By now, steam had also largely replaced sail on the high seas, making the long voyage from Europe down the coast of Africa far swifter and closer to a fixed schedule. These steamships carried the next wave of Leopold's agents to Africa. By the end of 1889, there were 430 whites working in the Congo: traders, soldiers, missionaries, and administrators of the king's embryonic state. Fewer than half of them were Belgians, for Leopold's homeland still showed little interest in its king's new possession. Significantly, almost all Leopold's agents in the Congo were officers on extended leave from the Belgian or other European armies.
Staff in place and tools in hand, Leopold set out to build the infrastructure necessary to exploit his colony. A rudimentary Congo transportation system was the first item on his agenda; without it, the territory's riches, whatever they might turn out to be, could not be brought to the sea except on foot. In 1887, a party of surveyors began to chart the route for a railroad to skirt the notorious 220 miles of rapids. Mosquitoes, heat, fever, and the rocky landscape laced with deep ravines took a severe toll, and it was three years before workers could start laying trac
ks.
As such work began getting under way, a Congo state bureaucracy grew in Belgium as well as in the colony itself. Henry Shelton Sanford tried to get himself a job as a top colonial executive in Brussels, writing hopefully to his wife, "There is just the sort of work I would like, with both reputation & money to gain & the satisfaction of doing good.... I think I will ... propose a plan of operations, and offer my services." His hopes were in vain, for Leopold knew that Sanford's ability to give sumptuous Washington dinner parties was not matched by talent as an administrator or by the ruthlessness the king would require. Instead, Leopold gave Sanford permission to gather ivory and other products in the Congo, and the promise of help (not followed through on, as it turned out) in the form of porters, buildings, and steamboat transportation. But the Sanford Exploring Expedition, as the venture was euphemistically called, soon went the way of Sanford's other businesses. As usual, he tried to manage everything from Belgium, where mounting debts forced him to sell off some of his art collection and move to a smaller château. Meanwhile, his man in charge in the Congo took to drink, while steamboat boilers rusted on the trailside.
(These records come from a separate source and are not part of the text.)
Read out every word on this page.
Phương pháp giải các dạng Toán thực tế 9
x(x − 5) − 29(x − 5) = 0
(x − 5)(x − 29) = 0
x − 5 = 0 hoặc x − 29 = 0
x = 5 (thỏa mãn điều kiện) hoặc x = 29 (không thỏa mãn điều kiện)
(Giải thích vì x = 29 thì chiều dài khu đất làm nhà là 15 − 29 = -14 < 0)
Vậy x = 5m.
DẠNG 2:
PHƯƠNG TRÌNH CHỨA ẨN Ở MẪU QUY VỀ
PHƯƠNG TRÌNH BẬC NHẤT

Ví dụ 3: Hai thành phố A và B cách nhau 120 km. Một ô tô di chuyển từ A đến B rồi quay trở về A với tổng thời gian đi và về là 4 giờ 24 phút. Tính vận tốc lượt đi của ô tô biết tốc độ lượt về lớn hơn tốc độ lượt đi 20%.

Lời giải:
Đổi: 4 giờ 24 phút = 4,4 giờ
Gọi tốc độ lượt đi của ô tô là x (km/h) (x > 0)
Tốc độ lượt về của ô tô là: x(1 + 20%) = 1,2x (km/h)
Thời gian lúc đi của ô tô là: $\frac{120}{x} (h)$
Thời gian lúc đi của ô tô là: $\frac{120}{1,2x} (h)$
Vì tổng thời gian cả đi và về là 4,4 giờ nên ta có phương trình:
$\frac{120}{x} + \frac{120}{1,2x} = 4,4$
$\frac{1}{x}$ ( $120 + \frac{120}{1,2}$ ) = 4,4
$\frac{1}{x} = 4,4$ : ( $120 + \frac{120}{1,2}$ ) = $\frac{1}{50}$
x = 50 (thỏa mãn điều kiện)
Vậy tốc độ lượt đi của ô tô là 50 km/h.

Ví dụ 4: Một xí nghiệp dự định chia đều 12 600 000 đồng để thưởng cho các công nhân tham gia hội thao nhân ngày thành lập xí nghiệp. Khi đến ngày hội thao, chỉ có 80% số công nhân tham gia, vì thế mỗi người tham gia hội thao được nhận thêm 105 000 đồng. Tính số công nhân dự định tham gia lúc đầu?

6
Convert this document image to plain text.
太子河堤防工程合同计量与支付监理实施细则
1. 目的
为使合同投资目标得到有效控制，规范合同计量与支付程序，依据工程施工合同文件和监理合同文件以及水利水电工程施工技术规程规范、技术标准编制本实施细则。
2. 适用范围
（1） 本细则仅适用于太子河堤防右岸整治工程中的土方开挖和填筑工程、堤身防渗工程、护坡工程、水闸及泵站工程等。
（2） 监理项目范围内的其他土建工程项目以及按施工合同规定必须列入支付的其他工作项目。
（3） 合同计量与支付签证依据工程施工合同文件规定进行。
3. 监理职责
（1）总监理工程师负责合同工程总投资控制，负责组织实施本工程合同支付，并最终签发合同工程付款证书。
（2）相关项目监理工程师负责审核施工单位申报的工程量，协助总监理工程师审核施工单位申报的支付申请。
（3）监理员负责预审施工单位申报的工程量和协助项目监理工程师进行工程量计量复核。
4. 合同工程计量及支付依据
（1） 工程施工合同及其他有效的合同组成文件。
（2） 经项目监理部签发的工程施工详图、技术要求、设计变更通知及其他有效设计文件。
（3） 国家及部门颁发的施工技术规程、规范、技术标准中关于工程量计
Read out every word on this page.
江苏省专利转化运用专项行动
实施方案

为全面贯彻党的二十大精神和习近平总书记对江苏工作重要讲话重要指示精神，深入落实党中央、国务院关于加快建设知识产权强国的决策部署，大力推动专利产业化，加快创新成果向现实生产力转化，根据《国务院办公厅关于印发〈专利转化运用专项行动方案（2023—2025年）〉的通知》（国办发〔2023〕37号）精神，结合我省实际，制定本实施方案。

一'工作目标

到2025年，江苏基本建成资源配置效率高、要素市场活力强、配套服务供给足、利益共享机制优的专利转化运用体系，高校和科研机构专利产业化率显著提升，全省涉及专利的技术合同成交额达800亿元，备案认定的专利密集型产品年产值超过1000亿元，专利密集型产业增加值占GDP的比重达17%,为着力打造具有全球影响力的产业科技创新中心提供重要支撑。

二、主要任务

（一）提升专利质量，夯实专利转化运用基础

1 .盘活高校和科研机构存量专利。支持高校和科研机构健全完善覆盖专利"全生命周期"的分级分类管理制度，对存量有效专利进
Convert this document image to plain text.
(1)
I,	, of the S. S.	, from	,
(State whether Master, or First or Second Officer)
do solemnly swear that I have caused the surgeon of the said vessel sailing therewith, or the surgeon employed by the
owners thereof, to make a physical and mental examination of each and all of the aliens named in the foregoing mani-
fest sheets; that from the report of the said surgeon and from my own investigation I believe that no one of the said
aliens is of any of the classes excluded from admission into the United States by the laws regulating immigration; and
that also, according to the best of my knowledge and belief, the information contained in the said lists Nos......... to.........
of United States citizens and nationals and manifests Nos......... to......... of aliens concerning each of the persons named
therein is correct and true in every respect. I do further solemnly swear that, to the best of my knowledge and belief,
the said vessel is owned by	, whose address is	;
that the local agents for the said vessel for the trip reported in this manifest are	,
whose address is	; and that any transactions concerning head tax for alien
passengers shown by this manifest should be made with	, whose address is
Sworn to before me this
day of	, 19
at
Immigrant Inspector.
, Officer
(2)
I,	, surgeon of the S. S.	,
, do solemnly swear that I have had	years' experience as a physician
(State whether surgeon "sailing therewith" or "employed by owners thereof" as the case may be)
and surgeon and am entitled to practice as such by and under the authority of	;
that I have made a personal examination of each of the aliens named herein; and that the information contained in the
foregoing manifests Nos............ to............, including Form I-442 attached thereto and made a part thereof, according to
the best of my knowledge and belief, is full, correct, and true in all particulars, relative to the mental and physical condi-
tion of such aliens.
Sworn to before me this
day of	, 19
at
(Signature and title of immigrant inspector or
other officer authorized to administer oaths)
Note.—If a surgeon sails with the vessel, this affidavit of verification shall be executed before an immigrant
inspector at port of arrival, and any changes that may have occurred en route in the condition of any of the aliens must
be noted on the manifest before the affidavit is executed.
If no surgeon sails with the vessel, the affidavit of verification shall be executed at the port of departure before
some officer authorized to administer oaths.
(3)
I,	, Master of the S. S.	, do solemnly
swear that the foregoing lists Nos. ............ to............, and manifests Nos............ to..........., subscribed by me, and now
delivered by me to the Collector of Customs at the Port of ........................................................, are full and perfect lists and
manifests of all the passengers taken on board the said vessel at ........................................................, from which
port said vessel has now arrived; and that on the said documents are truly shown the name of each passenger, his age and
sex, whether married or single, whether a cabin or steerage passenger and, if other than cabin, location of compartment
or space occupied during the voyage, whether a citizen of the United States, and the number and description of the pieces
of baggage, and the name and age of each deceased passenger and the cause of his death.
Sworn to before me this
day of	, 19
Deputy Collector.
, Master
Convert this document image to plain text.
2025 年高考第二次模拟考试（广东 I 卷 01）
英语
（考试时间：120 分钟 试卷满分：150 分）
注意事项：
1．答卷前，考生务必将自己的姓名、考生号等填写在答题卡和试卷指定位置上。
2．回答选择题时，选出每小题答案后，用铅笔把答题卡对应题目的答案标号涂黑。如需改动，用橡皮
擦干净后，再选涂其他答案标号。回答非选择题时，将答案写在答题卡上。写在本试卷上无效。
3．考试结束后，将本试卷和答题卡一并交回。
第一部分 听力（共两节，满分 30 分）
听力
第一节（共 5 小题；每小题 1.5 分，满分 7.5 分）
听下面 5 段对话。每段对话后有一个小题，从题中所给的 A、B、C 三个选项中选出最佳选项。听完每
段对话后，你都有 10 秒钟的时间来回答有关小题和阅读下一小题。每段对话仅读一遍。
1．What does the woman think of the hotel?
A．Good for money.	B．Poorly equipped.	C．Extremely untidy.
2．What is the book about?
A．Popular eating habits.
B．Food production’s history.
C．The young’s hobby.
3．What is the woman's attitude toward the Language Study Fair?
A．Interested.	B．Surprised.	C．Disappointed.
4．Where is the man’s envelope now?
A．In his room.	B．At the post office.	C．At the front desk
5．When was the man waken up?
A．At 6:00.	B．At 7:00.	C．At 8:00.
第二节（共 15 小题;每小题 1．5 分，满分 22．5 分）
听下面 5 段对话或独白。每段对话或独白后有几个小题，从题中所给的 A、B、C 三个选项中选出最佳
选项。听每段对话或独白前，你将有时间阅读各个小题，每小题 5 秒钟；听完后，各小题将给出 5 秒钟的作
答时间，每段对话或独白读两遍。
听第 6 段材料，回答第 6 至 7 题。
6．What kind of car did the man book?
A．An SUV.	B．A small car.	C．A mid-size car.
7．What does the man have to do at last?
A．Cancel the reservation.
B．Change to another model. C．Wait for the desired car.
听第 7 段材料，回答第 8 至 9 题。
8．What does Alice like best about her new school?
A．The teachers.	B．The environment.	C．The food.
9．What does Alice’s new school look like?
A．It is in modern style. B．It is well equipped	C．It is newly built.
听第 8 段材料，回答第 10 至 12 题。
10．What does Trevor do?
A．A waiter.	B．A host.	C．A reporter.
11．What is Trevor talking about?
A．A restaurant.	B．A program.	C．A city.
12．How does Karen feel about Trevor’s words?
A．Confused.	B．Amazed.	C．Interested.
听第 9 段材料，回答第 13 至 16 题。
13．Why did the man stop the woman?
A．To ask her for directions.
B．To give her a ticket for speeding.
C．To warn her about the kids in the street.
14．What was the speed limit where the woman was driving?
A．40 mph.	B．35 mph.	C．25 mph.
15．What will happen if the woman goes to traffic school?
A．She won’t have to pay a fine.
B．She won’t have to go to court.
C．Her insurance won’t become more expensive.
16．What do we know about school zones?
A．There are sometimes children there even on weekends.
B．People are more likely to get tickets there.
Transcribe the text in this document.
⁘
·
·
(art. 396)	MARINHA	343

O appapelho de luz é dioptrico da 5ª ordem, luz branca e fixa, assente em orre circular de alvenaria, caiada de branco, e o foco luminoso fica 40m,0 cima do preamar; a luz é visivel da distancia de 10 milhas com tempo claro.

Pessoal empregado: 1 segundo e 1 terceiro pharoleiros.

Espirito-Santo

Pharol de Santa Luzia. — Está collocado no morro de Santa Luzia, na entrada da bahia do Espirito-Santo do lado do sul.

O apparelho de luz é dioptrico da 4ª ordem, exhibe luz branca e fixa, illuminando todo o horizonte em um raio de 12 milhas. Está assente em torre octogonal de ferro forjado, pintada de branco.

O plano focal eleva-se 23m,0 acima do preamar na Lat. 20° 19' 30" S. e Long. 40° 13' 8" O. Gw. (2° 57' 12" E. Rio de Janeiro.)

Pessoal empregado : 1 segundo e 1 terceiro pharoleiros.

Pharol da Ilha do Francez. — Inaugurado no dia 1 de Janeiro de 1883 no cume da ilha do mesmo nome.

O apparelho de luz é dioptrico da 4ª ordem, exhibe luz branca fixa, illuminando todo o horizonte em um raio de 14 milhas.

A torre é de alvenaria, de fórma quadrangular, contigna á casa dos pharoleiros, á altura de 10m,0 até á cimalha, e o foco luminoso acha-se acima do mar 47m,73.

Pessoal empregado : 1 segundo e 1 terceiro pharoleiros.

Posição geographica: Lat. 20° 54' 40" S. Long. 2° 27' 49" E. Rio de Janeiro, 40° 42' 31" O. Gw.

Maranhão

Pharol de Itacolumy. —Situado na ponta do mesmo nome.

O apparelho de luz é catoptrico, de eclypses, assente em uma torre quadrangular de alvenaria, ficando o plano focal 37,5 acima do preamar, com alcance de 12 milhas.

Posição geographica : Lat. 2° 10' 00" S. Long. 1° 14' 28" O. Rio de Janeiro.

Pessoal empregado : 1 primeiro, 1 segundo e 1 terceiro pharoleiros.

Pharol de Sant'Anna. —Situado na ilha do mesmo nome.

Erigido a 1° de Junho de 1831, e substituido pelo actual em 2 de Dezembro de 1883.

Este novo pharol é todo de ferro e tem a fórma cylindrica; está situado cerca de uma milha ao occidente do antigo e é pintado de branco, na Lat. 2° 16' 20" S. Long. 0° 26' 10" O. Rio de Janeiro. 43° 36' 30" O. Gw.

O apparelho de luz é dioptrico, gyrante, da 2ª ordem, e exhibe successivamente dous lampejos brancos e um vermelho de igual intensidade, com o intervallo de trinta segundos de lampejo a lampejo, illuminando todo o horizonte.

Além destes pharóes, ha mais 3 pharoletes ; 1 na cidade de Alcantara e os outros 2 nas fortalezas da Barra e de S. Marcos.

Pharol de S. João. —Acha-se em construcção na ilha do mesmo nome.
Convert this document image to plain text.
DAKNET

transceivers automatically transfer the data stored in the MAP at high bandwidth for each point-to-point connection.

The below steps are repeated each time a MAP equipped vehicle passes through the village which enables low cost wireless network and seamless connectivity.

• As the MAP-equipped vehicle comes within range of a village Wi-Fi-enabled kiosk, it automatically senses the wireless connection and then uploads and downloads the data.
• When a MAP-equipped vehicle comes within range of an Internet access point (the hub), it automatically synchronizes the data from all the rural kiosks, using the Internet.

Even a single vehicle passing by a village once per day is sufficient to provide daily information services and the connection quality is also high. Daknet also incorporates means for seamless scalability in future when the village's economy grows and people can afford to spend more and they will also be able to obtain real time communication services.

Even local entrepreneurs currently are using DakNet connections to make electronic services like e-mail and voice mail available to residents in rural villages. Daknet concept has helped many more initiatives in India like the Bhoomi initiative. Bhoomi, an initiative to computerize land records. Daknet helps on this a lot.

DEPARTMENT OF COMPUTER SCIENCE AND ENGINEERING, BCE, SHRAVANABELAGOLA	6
Leopold was a far better businessman than Sanford, but he too began to find himself under financial pressure. He had inherited a sizable fortune, yet by the late 1880s, explorers, steamboats, mercenaries, armaments, and other Congo expenses had burned up almost all of it. All these expenses, however, would continue—even increase—if he hoped to turn a profit in exploiting the territory. Where was the money to come from? Getting it from the Belgian government would be difficult, because a clause in the country's constitution had required parliamentary approval for Leopold to become monarch of another state. To obtain this approval, he had to promise that the Congo would never be a financial drain on Belgium. He had convinced skeptical legislators that he had sufficient funds to develop the territory, even though this was not true.